McLean is an avid angler who represents Maryland's interests in the effort to restore the long-endangered shad population. He worked closely with the utility during the installation of fish lifts at the dam.

Although the hydroelectric plant's permit requires public access when feasible, "all bets are off" when the issue is safety, McLean explains.

Dams everywhere are getting closer scrutiny. Although security people are reluctant to discuss specifics, there have been some concerns at Conowingo. Breach security at the dam, the thinking goes, and it potentially compromises the Peach Bottom nuclear plant upstream.

So Fisherman's Park becomes part of a "better safe than sorry" scenario.

But folks such as Roberts and birder Les Eastman, a member of the Harford club, find fault in the logic.

"There's no danger below the dam," says Eastman. "If they want to increase security, they should check the trucks going across the top [on U.S. 1]. They're not doing that."

Says Roberts: "I'm an ex-Army man myself.
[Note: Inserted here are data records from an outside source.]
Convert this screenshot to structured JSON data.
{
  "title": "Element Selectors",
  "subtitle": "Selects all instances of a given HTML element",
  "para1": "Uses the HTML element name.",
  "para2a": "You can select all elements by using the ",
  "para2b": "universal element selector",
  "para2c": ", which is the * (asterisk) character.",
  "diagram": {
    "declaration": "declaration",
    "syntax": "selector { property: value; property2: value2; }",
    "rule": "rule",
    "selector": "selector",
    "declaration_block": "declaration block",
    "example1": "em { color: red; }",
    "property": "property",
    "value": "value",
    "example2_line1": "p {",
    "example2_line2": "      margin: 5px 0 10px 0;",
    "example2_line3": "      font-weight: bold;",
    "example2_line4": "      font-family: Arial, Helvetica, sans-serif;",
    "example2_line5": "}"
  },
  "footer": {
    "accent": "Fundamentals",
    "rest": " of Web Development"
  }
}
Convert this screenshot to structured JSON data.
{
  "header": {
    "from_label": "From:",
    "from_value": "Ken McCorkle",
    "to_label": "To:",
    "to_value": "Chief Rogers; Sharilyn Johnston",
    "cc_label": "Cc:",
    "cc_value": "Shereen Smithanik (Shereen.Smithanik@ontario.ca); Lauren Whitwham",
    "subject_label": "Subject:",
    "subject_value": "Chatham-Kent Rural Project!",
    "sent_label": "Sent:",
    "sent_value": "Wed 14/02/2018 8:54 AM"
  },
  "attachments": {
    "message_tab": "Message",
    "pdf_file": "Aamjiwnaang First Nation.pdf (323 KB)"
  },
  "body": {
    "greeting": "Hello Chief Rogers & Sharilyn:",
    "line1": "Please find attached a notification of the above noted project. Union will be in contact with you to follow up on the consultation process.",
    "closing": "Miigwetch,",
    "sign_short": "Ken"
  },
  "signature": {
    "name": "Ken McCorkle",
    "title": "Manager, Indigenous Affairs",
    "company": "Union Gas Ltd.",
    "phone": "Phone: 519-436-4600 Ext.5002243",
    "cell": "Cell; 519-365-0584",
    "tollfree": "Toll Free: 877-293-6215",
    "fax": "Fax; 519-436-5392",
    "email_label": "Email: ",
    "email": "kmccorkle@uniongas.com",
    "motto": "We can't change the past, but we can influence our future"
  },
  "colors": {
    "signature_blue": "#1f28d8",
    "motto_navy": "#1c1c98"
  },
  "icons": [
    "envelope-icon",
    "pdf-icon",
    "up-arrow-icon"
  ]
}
I could see closing the catwalk over the dam for security, but I don't understand closing Fisherman's Park. Nobody's going to swim upstream to harm the dam."

And, a quick drive-by indicates, there's very little visible security at scout camps and boat ramps above the dam.
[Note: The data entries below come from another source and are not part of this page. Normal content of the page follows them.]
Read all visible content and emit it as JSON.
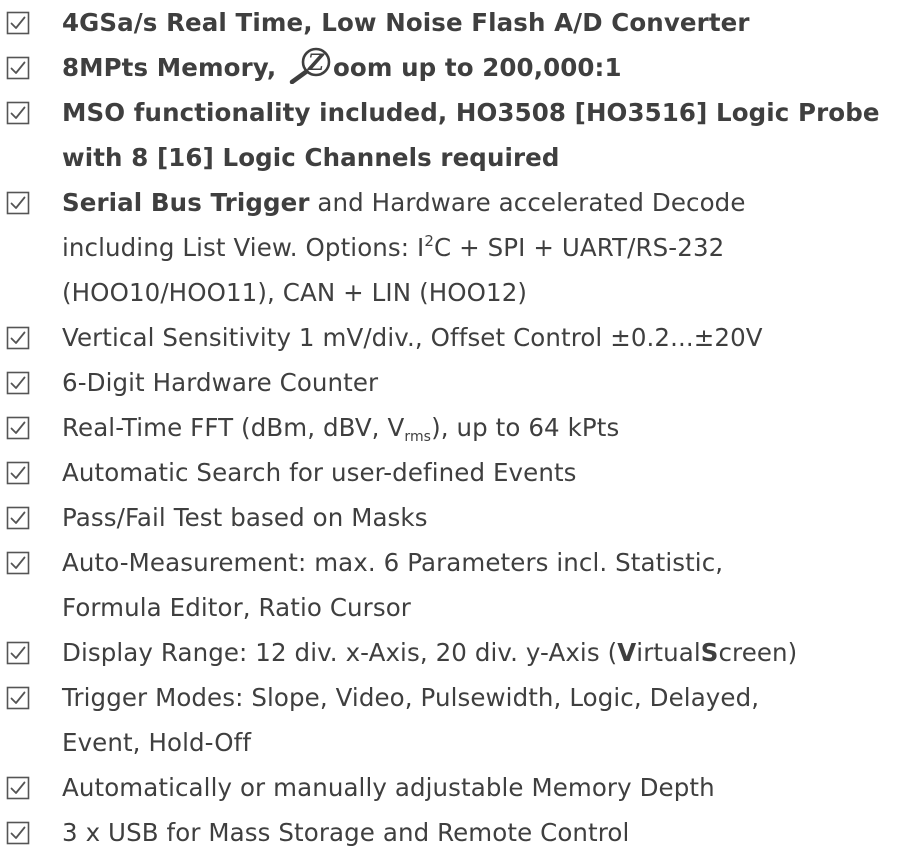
{
  "features": [
    {
      "lines": [
        [
          {
            "text": "4GSa/s Real Time, Low Noise Flash A/D Converter",
            "style": "bold"
          }
        ]
      ]
    },
    {
      "lines": [
        [
          {
            "text": "8MPts Memory, ",
            "style": "bold"
          },
          {
            "icon": "zoom-magnifier-icon"
          },
          {
            "text": "oom up to 200,000:1",
            "style": "bold"
          }
        ]
      ]
    },
    {
      "lines": [
        [
          {
            "text": "MSO functionality included, HO3508 [HO3516] Logic Probe",
            "style": "bold"
          }
        ],
        [
          {
            "text": "with 8 [16] Logic Channels required",
            "style": "bold"
          }
        ]
      ]
    },
    {
      "lines": [
        [
          {
            "text": "Serial Bus Trigger",
            "style": "bold"
          },
          {
            "text": " and Hardware accelerated Decode",
            "style": "normal"
          }
        ],
        [
          {
            "text": "including List View. Options: I",
            "style": "normal"
          },
          {
            "text": "2",
            "style": "sup"
          },
          {
            "text": "C + SPI + UART/RS-232",
            "style": "normal"
          }
        ],
        [
          {
            "text": "(HOO10/HOO11), CAN + LIN (HOO12)",
            "style": "normal"
          }
        ]
      ]
    },
    {
      "lines": [
        [
          {
            "text": "Vertical Sensitivity 1 mV/div., Offset Control ±0.2...±20V",
            "style": "normal"
          }
        ]
      ]
    },
    {
      "lines": [
        [
          {
            "text": "6-Digit Hardware Counter",
            "style": "normal"
          }
        ]
      ]
    },
    {
      "lines": [
        [
          {
            "text": "Real-Time FFT (dBm, dBV, V",
            "style": "normal"
          },
          {
            "text": "rms",
            "style": "sub"
          },
          {
            "text": "), up to 64 kPts",
            "style": "normal"
          }
        ]
      ]
    },
    {
      "lines": [
        [
          {
            "text": "Automatic Search for user-defined Events",
            "style": "normal"
          }
        ]
      ]
    },
    {
      "lines": [
        [
          {
            "text": "Pass/Fail Test based on Masks",
            "style": "normal"
          }
        ]
      ]
    },
    {
      "lines": [
        [
          {
            "text": "Auto-Measurement: max. 6 Parameters incl. Statistic,",
            "style": "normal"
          }
        ],
        [
          {
            "text": "Formula Editor, Ratio Cursor",
            "style": "normal"
          }
        ]
      ]
    },
    {
      "lines": [
        [
          {
            "text": "Display Range: 12 div. x-Axis, 20 div. y-Axis (",
            "style": "normal"
          },
          {
            "text": "V",
            "style": "bold"
          },
          {
            "text": "irtual",
            "style": "normal"
          },
          {
            "text": "S",
            "style": "bold"
          },
          {
            "text": "creen)",
            "style": "normal"
          }
        ]
      ]
    },
    {
      "lines": [
        [
          {
            "text": "Trigger Modes: Slope, Video, Pulsewidth, Logic, Delayed,",
            "style": "normal"
          }
        ],
        [
          {
            "text": "Event, Hold-Off",
            "style": "normal"
          }
        ]
      ]
    },
    {
      "lines": [
        [
          {
            "text": "Automatically or manually adjustable Memory Depth",
            "style": "normal"
          }
        ]
      ]
    },
    {
      "lines": [
        [
          {
            "text": "3 x USB for Mass Storage and Remote Control",
            "style": "normal"
          }
        ]
      ]
    }
  ],
  "icons": {
    "check": "checkbox-checked-icon",
    "zoom_letter": "Z"
  },
  "colors": {
    "text": "#3f3f3f",
    "checkbox": "#555555"
  }
}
McLean understands angler angst.

"It takes an ID and official business to get past the guard shack, and fishing isn't official business," he says, laughing. "Even I can't go up there and show my ID and go throw a shad dart into the river."

Appeals of the decision to DNR won't work.
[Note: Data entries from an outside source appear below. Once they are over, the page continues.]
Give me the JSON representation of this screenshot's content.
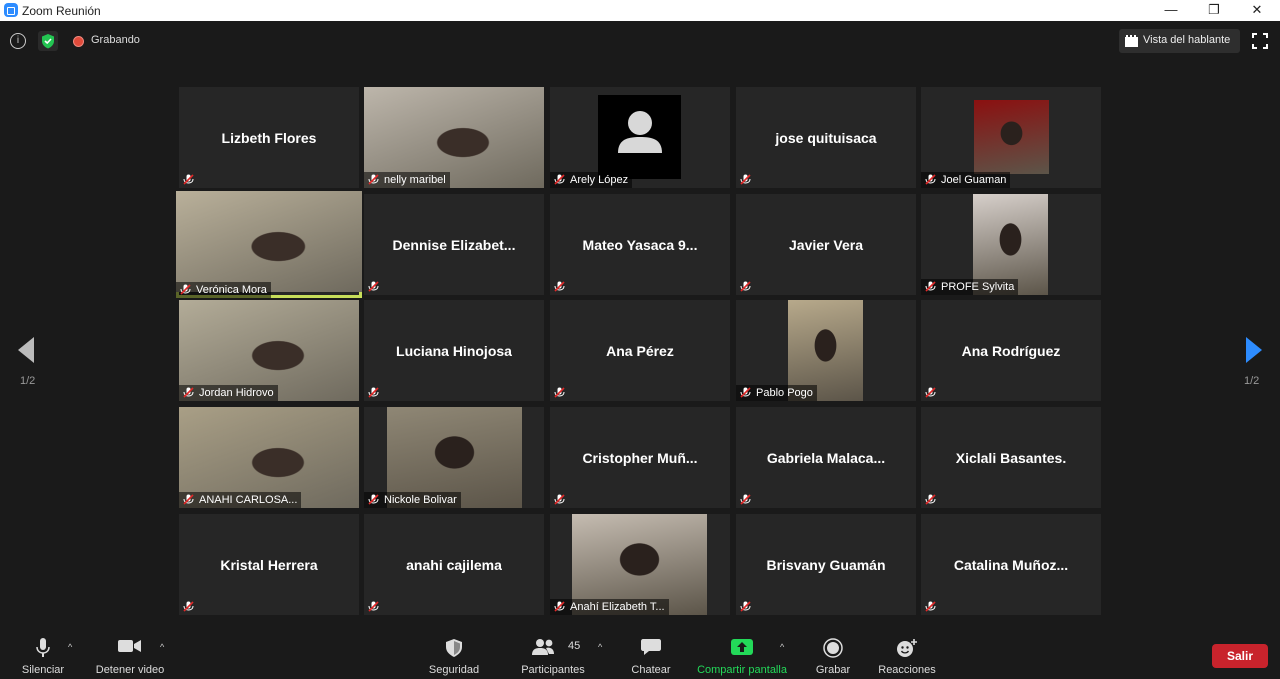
{
  "window": {
    "title": "Zoom Reunión",
    "minimize": "—",
    "restore": "❐",
    "close": "✕"
  },
  "topbar": {
    "recording_label": "Grabando",
    "view_label": "Vista del hablante"
  },
  "pagination": {
    "left": "1/2",
    "right": "1/2"
  },
  "participants": [
    {
      "name": "Lizbeth Flores",
      "mode": "name"
    },
    {
      "name": "nelly maribel",
      "mode": "video",
      "video_tone": "#bdb6ab"
    },
    {
      "name": "Arely López",
      "mode": "avatar"
    },
    {
      "name": "jose quituisaca",
      "mode": "name"
    },
    {
      "name": "Joel Guaman",
      "mode": "image",
      "video_tone": "#8b1010"
    },
    {
      "name": "Verónica Mora",
      "mode": "video",
      "video_tone": "#b9b09a",
      "active": true
    },
    {
      "name": "Dennise  Elizabet...",
      "mode": "name"
    },
    {
      "name": "Mateo Yasaca 9...",
      "mode": "name"
    },
    {
      "name": "Javier Vera",
      "mode": "name"
    },
    {
      "name": "PROFE Sylvita",
      "mode": "image",
      "video_tone": "#d6cfca"
    },
    {
      "name": "Jordan Hidrovo",
      "mode": "video",
      "video_tone": "#b3ac98"
    },
    {
      "name": "Luciana Hinojosa",
      "mode": "name"
    },
    {
      "name": "Ana Pérez",
      "mode": "name"
    },
    {
      "name": "Pablo Pogo",
      "mode": "image",
      "video_tone": "#b7a98b"
    },
    {
      "name": "Ana Rodríguez",
      "mode": "name"
    },
    {
      "name": "ANAHI CARLOSA...",
      "mode": "video",
      "video_tone": "#a99f86"
    },
    {
      "name": "Nickole Bolivar",
      "mode": "image",
      "video_tone": "#8f8775"
    },
    {
      "name": "Cristopher    Muñ...",
      "mode": "name"
    },
    {
      "name": "Gabriela  Malaca...",
      "mode": "name"
    },
    {
      "name": "Xiclali Basantes.",
      "mode": "name"
    },
    {
      "name": "Kristal Herrera",
      "mode": "name"
    },
    {
      "name": "anahi cajilema",
      "mode": "name"
    },
    {
      "name": "Anahí Elizabeth T...",
      "mode": "image",
      "video_tone": "#c5bcb1"
    },
    {
      "name": "Brisvany Guamán",
      "mode": "name"
    },
    {
      "name": "Catalina  Muñoz...",
      "mode": "name"
    }
  ],
  "toolbar": {
    "mute": "Silenciar",
    "video": "Detener video",
    "security": "Seguridad",
    "participants": "Participantes",
    "participants_count": "45",
    "chat": "Chatear",
    "share": "Compartir pantalla",
    "record": "Grabar",
    "reactions": "Reacciones",
    "leave": "Salir"
  },
  "colors": {
    "accent_green": "#23d959",
    "leave_red": "#c8232c",
    "active_border": "#c7de5a",
    "nav_blue": "#2d8cff"
  }
}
"That decision is outside our scope and influence," says Bob Lunsford, the director of freshwater fisheries with the Department of Natural Resources. "It belongs strictly to the utility."

McLean suggests anglers with boats put in at Port Deposit or Susquehanna State Park and motor upstream. But for safety's sake, stay on the south side of Rowland Island to avoid the turbulent discharge.

For shoreline anglers, there's still Deer Creek - as popular with shad fishermen as Disney World is to kids, and just about as crowded. That might mean Roberts' 4 a.m. alarm to beat the crowd won't be early enough this year.

McLean predicts that the rebounding shad population will mean the creation of new hot spots upstream at York Haven and Safe Harbor. "Unfortunately, those are in Pennsylvania," he says. Our best shot is within a mile below the dam, and unless things change, and I don't see that happening this year, it's not going to happen."

Black bears/Sunday hunting

Bills that would extend the deer-hunting season and authorize Sunday hunting and establish a lottery-style black bear season will be heard Wednesday by the House Environmental Matters Committee.

House Bill 9 would increase the deer firearms season from 13 days to 21, including as many as three Sundays.

House Bill 10 gives DNR Secretary Chuck Fox until Oct. 1 to set the regulations and conditions for a black bear hunt.